To our surprise, the pinometostat-induced activation of MHC class II genes we observed did not appear to result from a loss of H3K27me3-mediated repression, despite PRC2 subunit downregulation. Treatment with PRC2 inhibitor EI1 had no effect on CIITA or MHC class II gene expression but significantly reduced proliferation in MV4;11 cells (Figure 6E and Figure 6—figure supplement 1B). A growing body of evidence supports an essential role for the PRC2 complex in MLL-r leukemogenesis-- PRC2 is necessary for MLL-AF9-induced leukemogenesis in mouse progenitor cells and cooperates with MLL-AF9 to promote self-renewal of acute myeloid leukemia cells (Shi et al., 2013; Neff et al., 2012). The observed downregulation of the MLL-AF4 target oncogenes upon EZH2 inhibition (Figure 6F), suggests that MLL-fusion-mediated gene activation is in some way dependent on PRC2 methyltransferase activity. Consistent with this idea, ectopic expression of EZH2 was able to provide a small but significant proliferation rescue when treating cells with 100 nM pinometostat (Figure 6G).

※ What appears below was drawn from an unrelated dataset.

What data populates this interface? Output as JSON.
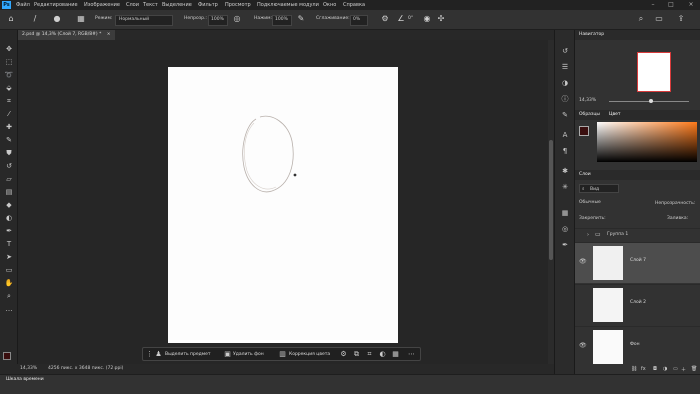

We identified pinometostat-induced increases in H3K4me3 at promoters genome-wide (Figure 7C). Although H3K4me3 promotes transcriptional initiation (Vermeulen et al., 2007; Chang et al., 2010b), the largest H3K4me3 increases were at downregulated MLL-AF4 targets that had the largest decreases in H3K79me2. Although DOT1L inhibition reduces global H3K27me3, this is unlikely to explain the massive increases in H3K4me3 that we observe (Kim et al., 2013; Hanson et al., 1999). Studies in human embryonic stem cells and mouse preadipocytes observed no genome-wide increases in H3K4me3 upon EZH2 knockout and reductions in H3K27me3 (Collinson et al., 2016; Wang et al., 2010). The increase in H3K4me3 does not appear to be the result of a stalled transcriptional complex containing MLL1 near the TSS as more highly expressed genes do not show greater fold-changes in H3K4me3 upon pinometostat treatment (Figure 7—figure supplement 1I). Additionally, the absence of an anti-correlation between H3K79me2 loss and increases in H3K4me3 suggests that there is not a direct antagonism between these modifications at genes (Figure 7—figure supplement 1H). The increase in H3K4me3 further into the gene body of ‘MLL-spreading genes’ and the strong skew of downregulated MLL-AF4 targets toward increases in H3K4me3 suggests that the buildup of this modification is possibly the result of reduced recruitment or activity of the H3K4me2-histone demethylase LSD1. Previous studies have observed that knockout or inhibition of LSD1, a component of the MLL-supercomplex, results in apoptosis and differentiation of MLL-r cells, inhibits leukemogenesis in mouse models and increases H3K4me2/3 at MLL-target genes (Harris et al., 2012; Feng et al., 2016; McGrath et al., 2016; Fang et al., 2017). A more localized antagonism could be potentially mediated through H3K79me2-mediated recruitment/activation of LSD1.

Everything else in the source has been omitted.